The well-formed formulas of a propositional or predicate calculus can get recursively generated.  All well-formed formulas of a propositional calculus have a length which we can use a natural number to measure.  All natural numbers that we know of belong to a finite set.  There exists a countable infinity of natural numbers all of which are greater than any natural numbers we know.  Similarly, there exists a countable infinity of tautologies longer than the complete set of known tautologies (all known and knowable tautologies are short). 

No claim or conjecture is a theorem until proven.  Every proof is finite, and thus no claim or conjecture becomes a theorem without adequate physical objects, or communication, to prove the conjecture.  The number of possible physical objects in existence is finite.  Thus, there do not exist enough materials, nor will there ever exist enough materials to prove all tautologies.

But there exist tautologies which require more materials to prove than is possible.  Thus, not every tautology can become a theorem.

Therefore, all claims of completeness are incorrect.
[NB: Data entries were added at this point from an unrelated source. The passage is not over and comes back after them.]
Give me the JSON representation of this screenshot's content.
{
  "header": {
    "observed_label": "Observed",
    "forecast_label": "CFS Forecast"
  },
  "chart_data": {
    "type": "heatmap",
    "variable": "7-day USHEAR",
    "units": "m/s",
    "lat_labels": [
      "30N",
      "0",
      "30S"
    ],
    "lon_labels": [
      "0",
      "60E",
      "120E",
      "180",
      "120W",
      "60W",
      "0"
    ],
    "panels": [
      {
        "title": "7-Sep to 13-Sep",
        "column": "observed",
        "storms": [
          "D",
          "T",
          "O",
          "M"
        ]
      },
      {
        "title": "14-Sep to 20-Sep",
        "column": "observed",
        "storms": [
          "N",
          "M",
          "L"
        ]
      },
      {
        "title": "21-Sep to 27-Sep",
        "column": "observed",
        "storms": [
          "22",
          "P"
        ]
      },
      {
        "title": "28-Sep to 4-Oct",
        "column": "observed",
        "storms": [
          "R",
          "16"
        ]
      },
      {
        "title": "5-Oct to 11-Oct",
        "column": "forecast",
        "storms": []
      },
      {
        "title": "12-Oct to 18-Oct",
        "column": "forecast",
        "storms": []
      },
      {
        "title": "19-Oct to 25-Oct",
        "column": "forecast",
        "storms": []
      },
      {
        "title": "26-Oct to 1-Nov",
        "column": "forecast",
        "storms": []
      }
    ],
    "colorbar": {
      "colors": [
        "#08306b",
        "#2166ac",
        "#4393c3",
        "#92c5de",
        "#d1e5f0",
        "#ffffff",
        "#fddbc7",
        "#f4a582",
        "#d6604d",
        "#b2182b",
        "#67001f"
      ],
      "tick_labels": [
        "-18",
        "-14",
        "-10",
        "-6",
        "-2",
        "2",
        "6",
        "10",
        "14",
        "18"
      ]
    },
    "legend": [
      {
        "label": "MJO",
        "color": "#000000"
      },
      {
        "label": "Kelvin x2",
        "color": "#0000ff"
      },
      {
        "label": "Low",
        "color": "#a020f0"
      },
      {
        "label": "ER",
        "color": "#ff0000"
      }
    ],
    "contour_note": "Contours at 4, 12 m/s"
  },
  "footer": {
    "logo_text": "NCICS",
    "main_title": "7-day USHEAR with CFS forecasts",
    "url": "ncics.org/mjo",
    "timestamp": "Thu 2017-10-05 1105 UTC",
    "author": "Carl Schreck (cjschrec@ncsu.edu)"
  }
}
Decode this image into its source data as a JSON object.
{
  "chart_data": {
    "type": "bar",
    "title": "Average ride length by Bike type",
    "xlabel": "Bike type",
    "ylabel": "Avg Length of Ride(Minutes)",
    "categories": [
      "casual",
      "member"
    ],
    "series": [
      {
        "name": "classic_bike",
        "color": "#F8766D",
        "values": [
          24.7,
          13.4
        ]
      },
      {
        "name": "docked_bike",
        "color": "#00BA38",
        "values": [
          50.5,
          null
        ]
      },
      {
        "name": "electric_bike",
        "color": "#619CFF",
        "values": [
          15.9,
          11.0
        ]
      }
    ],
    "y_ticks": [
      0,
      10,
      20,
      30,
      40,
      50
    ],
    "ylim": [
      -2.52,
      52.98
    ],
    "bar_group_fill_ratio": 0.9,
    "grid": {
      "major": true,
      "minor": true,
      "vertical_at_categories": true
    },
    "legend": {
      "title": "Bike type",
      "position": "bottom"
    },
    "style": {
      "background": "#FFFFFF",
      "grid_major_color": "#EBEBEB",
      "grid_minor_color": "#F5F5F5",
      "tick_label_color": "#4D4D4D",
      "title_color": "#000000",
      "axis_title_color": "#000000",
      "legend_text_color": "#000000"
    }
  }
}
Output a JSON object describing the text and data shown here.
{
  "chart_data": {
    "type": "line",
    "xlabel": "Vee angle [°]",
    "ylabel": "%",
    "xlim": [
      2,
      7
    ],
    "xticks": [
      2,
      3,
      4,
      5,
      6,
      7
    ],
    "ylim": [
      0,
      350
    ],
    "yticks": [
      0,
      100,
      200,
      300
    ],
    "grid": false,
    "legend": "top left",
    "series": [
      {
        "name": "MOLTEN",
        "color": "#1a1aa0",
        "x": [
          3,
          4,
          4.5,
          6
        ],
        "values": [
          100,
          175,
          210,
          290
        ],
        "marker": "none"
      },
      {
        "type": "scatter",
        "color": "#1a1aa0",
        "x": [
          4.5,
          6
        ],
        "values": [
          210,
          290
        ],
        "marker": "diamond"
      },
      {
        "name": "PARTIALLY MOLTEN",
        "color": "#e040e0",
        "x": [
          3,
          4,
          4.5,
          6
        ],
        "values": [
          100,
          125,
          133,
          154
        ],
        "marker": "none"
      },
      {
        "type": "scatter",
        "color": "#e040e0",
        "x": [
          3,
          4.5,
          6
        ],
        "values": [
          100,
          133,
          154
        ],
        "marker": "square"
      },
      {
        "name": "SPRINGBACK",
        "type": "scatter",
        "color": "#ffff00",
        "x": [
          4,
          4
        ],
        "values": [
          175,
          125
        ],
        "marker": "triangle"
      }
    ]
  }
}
But, if a claim that some well-formed formula is a tautology needs to get validated in order for that well-formed formula to qualify as a tautology, then the number of tautologies is also finite.  Since generating theorems by various techniques, including by theorem provers, seems to overwhelmingly produce more well-formed formulas which are theorems than validating processes seem to produce tautologies, that implies that either there exists some small set of tautologies which have not gotten validated, or completeness claims are likely correct.